Deal activity in the technology, media and communications (TMT) market continued to grow as the average value of deals per month (for the three months to end 31 May) reached $30.9 billion.
Deal activity in the technology, media and communications (TMT) market continued to grow as the average value of deals per month (for the three months to end 31 May) reached $30.9 billion.
The volume of M&A deals recorded also rose, with the number of deals in May totalling 265, according to data compiled by Regent Partners, with deal values for May recorded at $26.7 million (see graph 1 below).
The deal values were boosted by the high-scale $8.5 billion acquisition of internet phone services Skype by computer giants Microsoft.
David Scurr, research director at Regent Partners, says the technology sector has been a way of providing cost savings.
He adds: ‘In a tight economic environment there has been some opportunities to make some savings by careful use of technology.
‘There has been a greater confidence in the technology sector, it’s stronger in the past year than it has been after the tech bubble of 1999/2000.’
Social media has also been in the spotlight during May, with the £40 million acquisition of London-based Tweetdeck by micro-blogging site Twitter announced.
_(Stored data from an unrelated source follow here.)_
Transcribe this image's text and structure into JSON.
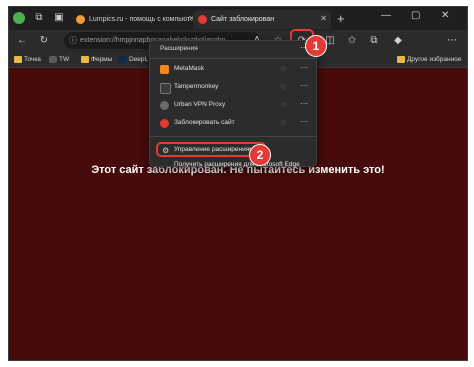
{
  "tabs": [
    {
      "label": "Lumpics.ru - помощь с компьют…",
      "active": false,
      "favicon_color": "#f39c33"
    },
    {
      "label": "Сайт заблокирован",
      "active": true,
      "favicon_color": "#e53935"
    }
  ],
  "toolbar": {
    "address": "extension://hmpjnnapbocaoahekckcphgliangbn…"
  },
  "bookmarks": [
    {
      "label": "Точка",
      "kind": "folder"
    },
    {
      "label": "TW",
      "kind": "site"
    },
    {
      "label": "Фермы",
      "kind": "folder"
    },
    {
      "label": "DeepL",
      "kind": "site"
    },
    {
      "label": "Другое избранное",
      "kind": "folder"
    }
  ],
  "extensions_menu": {
    "title": "Расширения",
    "items": [
      {
        "name": "MetaMask",
        "color": "#f6851b"
      },
      {
        "name": "Tampermonkey",
        "color": "#3a3a3a"
      },
      {
        "name": "Urban VPN Proxy",
        "color": "#6b6b6b"
      },
      {
        "name": "Заблокировать сайт",
        "color": "#e53935"
      }
    ],
    "manage_label": "Управление расширениями",
    "get_label": "Получить расширения для Microsoft Edge"
  },
  "page": {
    "message": "Этот сайт заблокирован. Не пытайтесь изменить это!",
    "background": "#470b0b"
  },
  "callouts": [
    "1",
    "2"
  ],
  "icons": [
    "avatar",
    "workspaces-icon",
    "tab-actions-icon",
    "back-icon",
    "refresh-icon",
    "info-icon",
    "read-aloud-icon",
    "favorite-star-icon",
    "extensions-icon",
    "split-screen-icon",
    "favorites-icon",
    "collections-icon",
    "copilot-icon",
    "more-icon",
    "eye-off-icon",
    "gear-icon"
  ]
}
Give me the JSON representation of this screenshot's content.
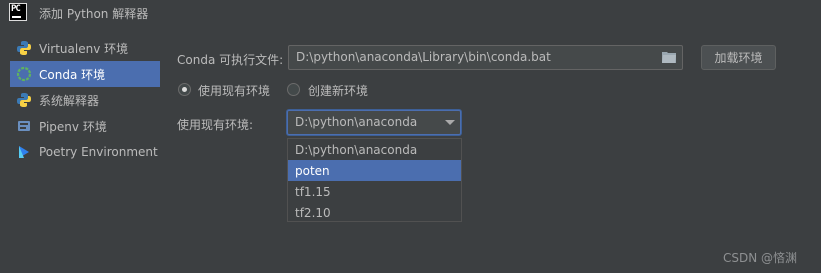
{
  "window": {
    "title": "添加 Python 解释器",
    "app_icon_text": "PC"
  },
  "sidebar": {
    "items": [
      {
        "label": "Virtualenv 环境",
        "icon": "python-icon",
        "selected": false
      },
      {
        "label": "Conda 环境",
        "icon": "conda-icon",
        "selected": true
      },
      {
        "label": "系统解释器",
        "icon": "python-icon",
        "selected": false
      },
      {
        "label": "Pipenv 环境",
        "icon": "pipenv-icon",
        "selected": false
      },
      {
        "label": "Poetry Environment",
        "icon": "poetry-icon",
        "selected": false
      }
    ]
  },
  "form": {
    "conda_exe_label": "Conda 可执行文件:",
    "conda_exe_value": "D:\\python\\anaconda\\Library\\bin\\conda.bat",
    "load_button": "加载环境",
    "radio_existing": "使用现有环境",
    "radio_new": "创建新环境",
    "existing_env_label": "使用现有环境:",
    "existing_env_value": "D:\\python\\anaconda",
    "dropdown_options": [
      "D:\\python\\anaconda",
      "poten",
      "tf1.15",
      "tf2.10"
    ],
    "dropdown_highlighted": "poten"
  },
  "watermark": "CSDN @悋渊",
  "colors": {
    "accent": "#4b6eaf",
    "background": "#3c3f41"
  }
}
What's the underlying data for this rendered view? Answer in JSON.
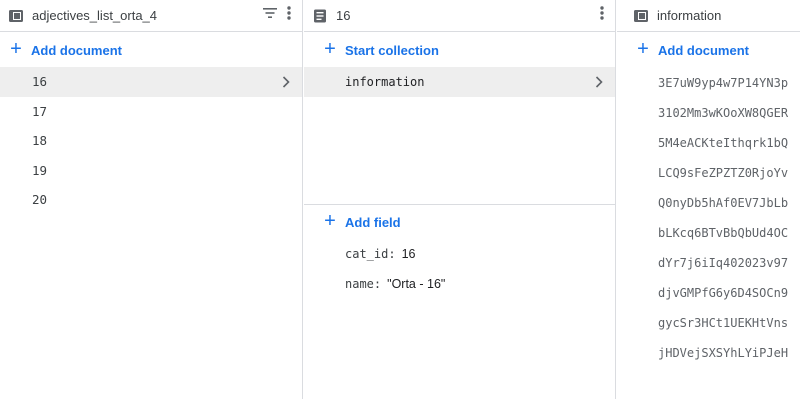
{
  "left_panel": {
    "title": "adjectives_list_orta_4",
    "add_label": "Add document",
    "documents": [
      "16",
      "17",
      "18",
      "19",
      "20"
    ],
    "selected": "16"
  },
  "middle_panel": {
    "title": "16",
    "add_collection_label": "Start collection",
    "collections": [
      "information"
    ],
    "add_field_label": "Add field",
    "fields": [
      {
        "key": "cat_id",
        "value": "16"
      },
      {
        "key": "name",
        "value": "\"Orta - 16\""
      }
    ]
  },
  "right_panel": {
    "title": "information",
    "add_label": "Add document",
    "documents": [
      "3E7uW9yp4w7P14YN3p",
      "3102Mm3wKOoXW8QGER",
      "5M4eACKteIthqrk1bQ",
      "LCQ9sFeZPZTZ0RjoYv",
      "Q0nyDb5hAf0EV7JbLb",
      "bLKcq6BTvBbQbUd4OC",
      "dYr7j6iIq402023v97",
      "djvGMPfG6y6D4SOCn9",
      "gycSr3HCt1UEKHtVns",
      "jHDVejSXSYhLYiPJeH"
    ]
  },
  "colors": {
    "accent": "#1a73e8",
    "selected_bg": "#eeeeee",
    "border": "#dadce0"
  }
}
The deal was the biggest for Twitter in its five-year history.
The IPO market saw the listing of LinkedIn, with the doubling of its share price prompting fears that the IPO was undervalued.
Robin Johnson, partner at law firm Eversheds, says that the pricing of technology stocks is notoriously difficult because the value is based on future revenues and advertising spend and not historic or current performance.
Johnson explains: ‘Many commentators are predicting that the technology industry is heading for a bubble, which is likely to burst as it did in the early noughties.
‘Meanwhile others are saying that for every success there are many technology failures, which means that those successes are highly valued.’
Johnson believes that technology stocks are not for the ‘faint-hearted’ as they are a higher risk, but that the high levels of M&A activity in the sector indicates that it is on the up.
Compared to companies that went through the dot com burst Scurr believes that companies are now more resilient than they used to be.
Scurr adds: ‘They certainly have a sounder financial basis. Since the industry suffered badly, many of the big companies restructured themselves and have built up big cash balances.’
The result of this is that these companies are now seeing opportunities for new ideas and concepts coming out, Scurr hypothesises, with these companies able to go out and buy exciting new ventures instead of having to build them by themselves.
The findings also reveal a rise in price/earnings and price/sales ratios (see graph 2 below).
Scurr explains: ‘We see more realistic expectations from both sides, the buyers and the sellers are more realistic about valuations and that is more conducive to doing deals.’